By Bjorn Bjerke
I picked up this 2007 textbook on entrepreneurship at the UT Library to see what it had to say. It's written by a professor of entrepreneurship, and its central premise is in the title of Chapter 1: "Our New Entrepreneurial Society."
In this chapter, the author argues, based on Toffler's The Third Wave, that a new societal paradigm is developing (p.5). He associates the third wave with "our new entrepreneurial society" (p.6, his emphasis). This entrepreneurial society's characteristics include a list that I'll directly reproduce from p.7, but with later commentary appended:
- "A new kind of change"—New changes contain genuine uncertainty (p.7)
- "IT and other technologies play a decisive role"—He cites Castells here (p.8) and argues that IT is more pervasive, efficient, and global, and thus speeds up innovation (pp.8-9)
- "Knowledge is central"—here, he agrees with Drucker that our society is now a knowledge society, then agrees with Castells that we should not be paying attention to post-industrialism but to informationalism (p.9).
- "Business has a new content"—services and information (p.10).
- "New kinds of organization at work"—contrasting with hierarchical, centralized ones (p.10).
- "Relationships and networks are more important to us"—Again, he cites Castells and argues that "Our new entrepreneurial society is based on networking" (p.10).
- "Globalization"—Citing Castells again, he argues that "Our new entrepreneurial society is global because its central activities and its components are organized globally" (p.11).
- "A new view of distance and time"—He argues that "the limitations of physical distance on decisions and actions in our companies and organizations as well as limitations of time have, by and large, disappeared" (p.11)
- "New types of capital"—Not just financial capital but "capital invested in, say, business knowledge, local data bases, willingness to learn, networks, contacts and so on" (p.12)
- "Industrial boundaries are more blurred"
- "Members of the economy are, on average, older"
- "Words are more important"—since new actions must increasingly be based on new ideas, concepts, and understandings, we must communicate them more (p.13)
So, he argues, "We need more entrepreneurship": success comes from innnovation, not optimization (p.13).

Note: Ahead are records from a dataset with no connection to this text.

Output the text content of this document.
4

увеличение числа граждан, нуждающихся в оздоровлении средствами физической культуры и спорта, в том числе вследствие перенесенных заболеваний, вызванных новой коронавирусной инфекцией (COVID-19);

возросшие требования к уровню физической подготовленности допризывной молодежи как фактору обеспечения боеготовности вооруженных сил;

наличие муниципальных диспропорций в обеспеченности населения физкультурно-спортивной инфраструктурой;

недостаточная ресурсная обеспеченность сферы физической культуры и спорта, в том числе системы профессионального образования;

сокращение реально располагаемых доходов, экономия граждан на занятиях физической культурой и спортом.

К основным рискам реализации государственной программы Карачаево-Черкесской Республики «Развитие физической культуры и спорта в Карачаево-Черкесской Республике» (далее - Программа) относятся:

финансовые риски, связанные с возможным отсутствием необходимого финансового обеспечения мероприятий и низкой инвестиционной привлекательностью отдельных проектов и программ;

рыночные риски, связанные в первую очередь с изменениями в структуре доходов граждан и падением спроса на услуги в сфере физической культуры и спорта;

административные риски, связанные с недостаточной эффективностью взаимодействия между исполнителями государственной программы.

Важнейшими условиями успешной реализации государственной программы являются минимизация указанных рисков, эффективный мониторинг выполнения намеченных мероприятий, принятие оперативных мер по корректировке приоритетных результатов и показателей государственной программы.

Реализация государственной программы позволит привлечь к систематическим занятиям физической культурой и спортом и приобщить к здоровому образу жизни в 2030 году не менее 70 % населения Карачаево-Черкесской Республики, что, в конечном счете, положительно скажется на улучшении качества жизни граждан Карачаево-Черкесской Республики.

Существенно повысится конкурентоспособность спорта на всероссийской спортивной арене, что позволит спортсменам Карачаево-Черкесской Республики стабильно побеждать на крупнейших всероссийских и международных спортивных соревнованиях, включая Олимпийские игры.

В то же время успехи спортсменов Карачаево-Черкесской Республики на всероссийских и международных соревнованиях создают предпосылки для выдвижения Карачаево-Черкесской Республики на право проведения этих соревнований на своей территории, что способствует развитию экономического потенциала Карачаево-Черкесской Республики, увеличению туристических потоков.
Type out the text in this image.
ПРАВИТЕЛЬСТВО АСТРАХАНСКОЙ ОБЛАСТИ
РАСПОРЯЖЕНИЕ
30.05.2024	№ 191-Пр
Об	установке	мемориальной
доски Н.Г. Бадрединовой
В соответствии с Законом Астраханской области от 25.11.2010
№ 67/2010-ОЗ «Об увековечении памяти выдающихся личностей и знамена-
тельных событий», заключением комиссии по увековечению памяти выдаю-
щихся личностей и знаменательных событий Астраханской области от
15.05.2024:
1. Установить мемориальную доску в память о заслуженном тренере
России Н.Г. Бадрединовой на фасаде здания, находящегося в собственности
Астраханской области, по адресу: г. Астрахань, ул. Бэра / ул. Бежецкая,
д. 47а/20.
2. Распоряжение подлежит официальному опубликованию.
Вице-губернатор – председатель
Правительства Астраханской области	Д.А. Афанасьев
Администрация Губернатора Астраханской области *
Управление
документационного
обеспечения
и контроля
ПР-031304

And
What is needed today is innovation at all levels and in all camps, not only in the traditional sense of new goods and services, but in the very way in which our societies operate, in the way in which we look at ourselves, and in those mechanisms, groupings and organizations which can develop and commit our resources in the most meaningful way to changing our setup in order to start a normal, steady, and continuous innovation process (Kanter, 1983). And it is precisely those everyday innovations—which are not necessarily planned but aimed at possibilities and needs—which will keep any society, economy, industry or company flexible and in a continuous flux. (p.14)He goes on to list three definitions of entrepreneurship (p.16), then offers what he terms a conceptualization of entrepreneurship:
Entrepreneurship = to create new user value (p.17)And he immediately expands it in relationship with creativity and innovation:
Entrepreneurship = to come up with new applications which others can use (as well) to fill a need and/or satisfy some demand, existing or created. (p.17)This conceptualization rules out small businesses, since these often do not create new value (p.20). (See also Schumpeter.)
Furthermore, he warns that the modern corporation has a hard time being entrepreneurial because it is built on five points, all of which are being questioned (paraphrased here):
- The corporation is the master; employees are the servants
- Most employees work full-time
- Efficiency comes from bringing all activities under one roof
- Suppliers and manufacturers have information that customers don't, so they have more market power
- Each technology pertains to one industry and vice versa (p.27).
Let's skip to Ch.3, where the author discusses entrepreneurship theorists. The author provides a broad characterization of economists and non-economists who have studied entrepreneurship, including the current multidisciplinary study of entrepreneurship and schools of entrepreneurship. As I said, this characterization is broad, and thus difficult to characterize in a review.
The rest of the book was less interesting to me, so I'll call it a day here.
My review? For my purposes, the first chapter was the most interesting, although I am cautious about taking it at face value. The author's understanding of entrepreneurship is rooted in the knowledge economy literature, which I know reasonably well, but I wanted a stronger articulation between this literature and entrepreneurship as a field of study. The overview of different entrepreneurial schools was valuable and gave me a better lay of the land. And the book is engagingly written (although the author doesn't care much for parallelism). If you, like me, are trying to figure out how a rhetorical angle on entrepreneurship might fit into its general multidisciplinary study, yes, take a look.